XRF and XRD are two common x-ray techniques. Each has advantages and disadvantages to its specific method of scanning and measuring. Though these techniques have numerous applications, XRF and XRD are mostly used in scientific industries for the measurement of compounds. The type of compound and its molecular structure designates which technique will be more effective.
X-ray powder diffraction—or XRD—is used to measure crystalline compounds and provides a quantitative and qualitative analysis of compounds that cannot be measured by other means. By shooting an X-Ray at a compound, XRD can measure the diffraction of the beam from different sections of the compound. This measurement can then be used to understand the composition of the compound on an atomic level, since all compounds diffract the beam differently. XRD measurements show structural make-up, content and size of crystalline structures.

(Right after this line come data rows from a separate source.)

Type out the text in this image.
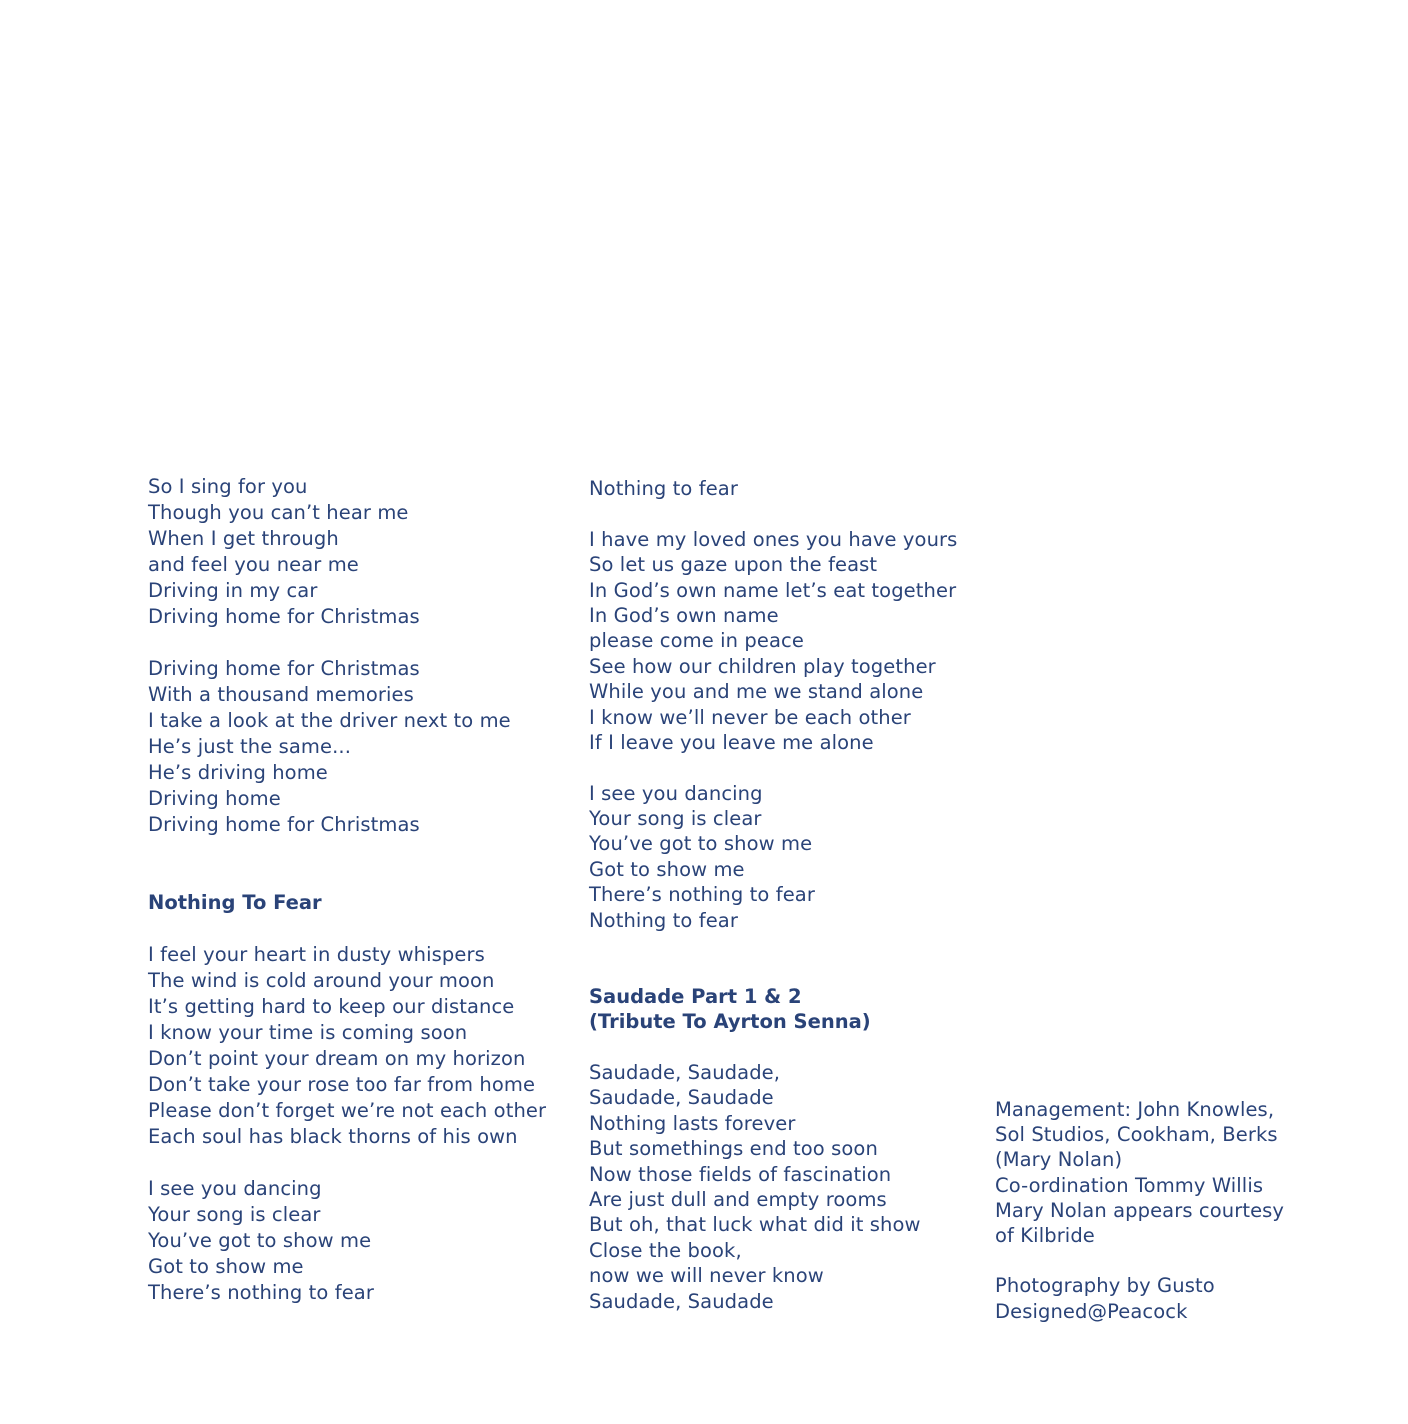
So I sing for you
Though you can’t hear me
When I get through
and feel you near me
Driving in my car
Driving home for Christmas
Driving home for Christmas
With a thousand memories
I take a look at the driver next to me
He’s just the same...
He’s driving home
Driving home
Driving home for Christmas
Nothing To Fear
I feel your heart in dusty whispers
The wind is cold around your moon
It’s getting hard to keep our distance
I know your time is coming soon
Don’t point your dream on my horizon
Don’t take your rose too far from home
Please don’t forget we’re not each other
Each soul has black thorns of his own
I see you dancing
Your song is clear
You’ve got to show me
Got to show me
There’s nothing to fear
Nothing to fear
I have my loved ones you have yours
So let us gaze upon the feast
In God’s own name let’s eat together
In God’s own name
please come in peace
See how our children play together
While you and me we stand alone
I know we’ll never be each other
If I leave you leave me alone
I see you dancing
Your song is clear
You’ve got to show me
Got to show me
There’s nothing to fear
Nothing to fear
Saudade Part 1 & 2
(Tribute To Ayrton Senna)
Saudade, Saudade,
Saudade, Saudade
Nothing lasts forever
But somethings end too soon
Now those fields of fascination
Are just dull and empty rooms
But oh, that luck what did it show
Close the book,
now we will never know
Saudade, Saudade
Management: John Knowles,
Sol Studios, Cookham, Berks
(Mary Nolan)
Co-ordination Tommy Willis
Mary Nolan appears courtesy
of Kilbride
Photography by Gusto
Designed@Peacock
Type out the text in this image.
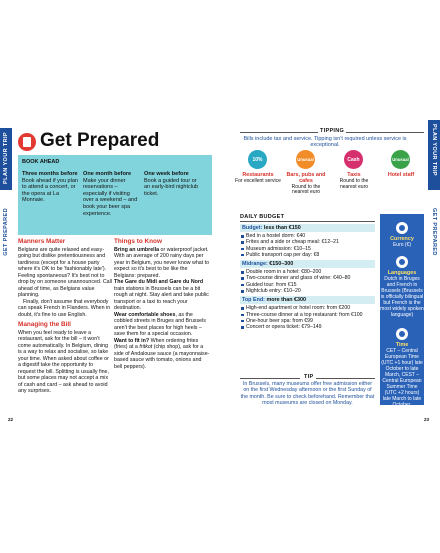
PLAN YOUR TRIP
GET PREPARED
Get Prepared
BOOK AHEAD
Three months before
Book ahead if you plan to attend a concert, or the opera at La Monnaie.
One month before
Make your dinner reservations – especially if visiting over a weekend – and book your beer spa experience.
One week before
Book a guided tour or an early-bird nightclub ticket.
Manners Matter

Belgians are quite relaxed and easy-going but dislike pretentiousness and tardiness (except for a house party where it's OK to be 'fashionably late'). Feeling spontaneous? It's best not to drop by on someone unannounced. Call ahead of time, as Belgians value planning.

Finally, don't assume that everybody can speak French in Flanders. When in doubt, it's fine to use English.

Managing the Bill

When you feel ready to leave a restaurant, ask for the bill – it won't come automatically. In Belgium, dining is a way to relax and socialise, so take your time. When asked about coffee or a digestif take the opportunity to request the bill. Splitting is usually fine, but some places may not accept a mix of cash and card – ask ahead to avoid any surprises.

Things to Know

Bring an umbrella or waterproof jacket. With an average of 200 rainy days per year in Belgium, you never know what to expect so it's best to be like the Belgians: prepared.

The Gare du Midi and Gare du Nord train stations in Brussels can be a bit rough at night. Stay alert and take public transport or a taxi to reach your destination.

Wear comfortable shoes, as the cobbled streets in Bruges and Brussels aren't the best places for high heels – save them for a special occasion.

Want to fit in? When ordering frites (fries) at a fritkot (chip shop), ask for a side of Andalouse sauce (a mayonnaise-based sauce with tomato, onions and bell peppers).

22
PLAN YOUR TRIP
GET PREPARED
TIPPING
Bills include tax and service. Tipping isn't required unless service is exceptional.
10%
Restaurants
For excellent service
Unusual
Bars, pubs and cafes
Round to the nearest euro
Cash
Taxis
Round to the nearest euro
Unusual
Hotel staff
DAILY BUDGET
Budget: less than €150
Bed in a hostel dorm: €40
Frites and a side or cheap meal: €12–21
Museum admission: €10–15
Public transport cap per day: €8
Midrange: €150–300
Double room in a hotel: €80–200
Two-course dinner and glass of wine: €40–80
Guided tour: from €15
Nightclub entry: €10–20
Top End: more than €300
High-end apartment or hotel room: from €200
Three-course dinner at a top restaurant: from €100
One-hour beer spa: from €99
Concert or opera ticket: €79–149
Currency
Euro (€)
Languages
Dutch in Bruges and French in Brussels (Brussels is officially bilingual but French is the most widely spoken language)
Time
CET – Central European Time (UTC +1 hour) late October to late March, CEST – Central European Summer Time (UTC +2 hours) late March to late October.
TIP
In Brussels, many museums offer free admission either on the first Wednesday afternoon or the first Sunday of the month. Be sure to check beforehand. Remember that most museums are closed on Monday.
23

X-Ray Fluorescence—or XRF—is a technique that is used to measure the percentage of metals within inorganic matrices such as cement and metal alloys. XRF is an especially useful research and development tool in construction industries. This technique is extremely useful for determining the make-up of these materials, allowing for higher-quality cements and alloys to be developed.
XRF can be performed fairly quickly. An XRF measurement, which measures the metal in the given sample, can be set up in under an hour. The result analysis also maintains the advantage of being quick, typically only taking 10 to 30 minutes to develop, which contributes to the usefulness of XRF in research and development.
Since XRF measurements rely on quantity, there are limits on the measurements. The normal quantitative limit is 10 to 20 ppm (parts per million), usually the minimum particles required for an accurate reading.
XRF also can’t be used to determine Beryllium content, which is a distinct disadvantage when measuring alloys or other materials that might contain Beryllium.
XRD also has size limitations. It is much more accurate for measuring large crystalline structures rather than small ones. Small structures that are present only in trace amounts will often go undetected by XRD readings, which can result in skewed results.